Showing posts with label china. Show all posts
Showing posts with label china. Show all posts

Thursday, November 22, 2012

Power at all costs and Deathly Foolishness


China: Worse Than You Ever Imagined

NOVEMBER 22, 2012

Ian Johnson   

     from the New York Review of Books, more and more books to add to my reading list

Why does the end of lines get cut off ??

http://www.nybooks.com/articles/archives/2012/nov/22/china-worse-you-ever-imagined/?pagination=false



Tombstone: The Great Chinese Famine, 1958–1962
by Yang Jisheng, translated from the Chinese by Stacy Mosher and Guo Jian
Farrar, Straus and Giroux, 629 pp., $35.00                                                  
The Great Famine in China, 1958–1962: A Documentary History
edited by Zhou Xun
Yale University Press, 204 pp., $45.00                                                  
Mao’s Great Famine: The History of China’s Most Devastating Catastrophe, 1958–1962
by Frank Dikötter
Walker, 420 pp., $20.00 (paper)                                                  
Mubei: Zhongguo liushi niandai dajihuang jiushi [Tombstone: A True History of the Great Famine in China in the 1960s] 
by Yang Jisheng
Hong Kong: Tiandi tushu youxian gongsi, Volume 1: 636 pp., Volume 2: 1,208 pp., $30.96                                                  
Hungry Ghosts: Mao’s Secret Famine
by Jasper Becker
Holt, 325 pp., $21.99 (paper)                                                  
johnson_1-112212.jpg
Chinese refugees returning to China from Hong Kong, May 1962
Last summer I took a trip to Xinyang, a rural area of wheat fields and tea plantations in central China’s Henan province. I met a pastor, a former political prisoner, and together we made a day trip to Rooster Mountain, a onetime summer retreat for Western missionaries and later for Communist officials. From its peak we looked down on China’s Central Plains, which stretch six hundred miles up toward Beijing.
Over the past few decades, the region below us had become one of the centers of Christianity in China, and I asked him why. He said it was a reaction to the lawlessness and rootlessness in local society. “Henan is chaotic,” he said, “and we offer something moral amid so much immorality.”
I thought of the many scandals that have hit Henan province in recent years—the “AIDS villages” populated by locals who sold their blood to companies that reused infected needles, or the charismatic millennial movements that had sprung up. Crime is high and local officials notoriously brutal, running their districts like fiefdoms. But didn’t many other parts of China have such troubles?
“It’s different here,” he said slowly, looking at me carefully, trying to explain something very complex and painful that he wasn’t sure would be comprehensible. “Traditional life was wiped out around the time I was born, fifty years ago. Since then it has been a difficult area, with no foundation to society. Most people in China haven’t heard of this but here in Xinyang, people all know.
“It was called the Xinyang Incident. It destroyed this area like the wrath of God on Judgment Day.”
The Xinyang Incident is the subject of the first chapter of Tombstone: The Great Chinese Famine, 1958–1962, the Chinese journalist Yang Jisheng’s epic account of the worst famine in history.
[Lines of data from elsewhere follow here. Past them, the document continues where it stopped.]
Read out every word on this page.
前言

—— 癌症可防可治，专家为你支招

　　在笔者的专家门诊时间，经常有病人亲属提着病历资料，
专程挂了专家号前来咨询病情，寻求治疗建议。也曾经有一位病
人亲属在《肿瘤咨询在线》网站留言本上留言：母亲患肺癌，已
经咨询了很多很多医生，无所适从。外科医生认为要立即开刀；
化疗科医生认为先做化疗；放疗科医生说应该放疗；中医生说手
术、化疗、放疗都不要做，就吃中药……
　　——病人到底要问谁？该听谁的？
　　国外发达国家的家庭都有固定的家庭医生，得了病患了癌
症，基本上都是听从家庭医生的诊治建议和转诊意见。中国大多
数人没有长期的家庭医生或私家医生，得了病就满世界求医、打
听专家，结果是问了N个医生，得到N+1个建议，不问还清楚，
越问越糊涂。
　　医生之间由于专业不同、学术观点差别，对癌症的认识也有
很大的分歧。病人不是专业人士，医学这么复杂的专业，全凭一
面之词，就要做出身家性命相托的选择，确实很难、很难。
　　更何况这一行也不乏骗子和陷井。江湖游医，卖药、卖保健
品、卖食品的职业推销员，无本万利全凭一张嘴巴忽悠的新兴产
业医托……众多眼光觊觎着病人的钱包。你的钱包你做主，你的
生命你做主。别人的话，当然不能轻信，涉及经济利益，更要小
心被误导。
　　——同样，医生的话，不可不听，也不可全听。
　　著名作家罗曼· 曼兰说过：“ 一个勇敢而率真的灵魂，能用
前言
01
Yang conservatively estimates that 36 million people died of unnatural causes, mostly due to starvation but also government-instigated torture and murder of those who opposed the Communist Party’s maniacal economic plans that caused the catastrophe. Its epicenter was Xinyang County, where one in eight people died from the famine. The sixty pages Yang spends on Xinyang are a tour de force, a brutal vignette of people dying at the sides of roads, family members eating one another to survive, police blocking refugees from leaving villages, and desperate pleas ignored by Mao Zedong and his spineless courtiers. It is a chapter that describes a society laid so low that the famine’s effects are still felt half a century later.
Originally published in 2008, the Chinese version of Tombstoneis a legendary book in China.1 It is hard to find an intellectual in Beijing who has not read it, even though it remains banned and was only published in Hong Kong. Yang’s great success is using the Communist Party’s own records to document, as he puts it, “a tragedy unprecedented in world history for tens of millions of people to starve to death and to resort to cannibalism during a period of normal climate patterns with no wars or epidemics.”
Tombstone is a landmark in the Chinese people’s own efforts to confront their history, despite the fact that the party responsible for the Great Famine is still in power. This fact is often lost on outsiders who wonder why the Chinese haven’t delved into their history as deeply as the Germans or Russians or Cambodians. In this sense, Yang is like Aleksandr Solzhenitsyn: someone inside the system trying to uncover its darkest secrets.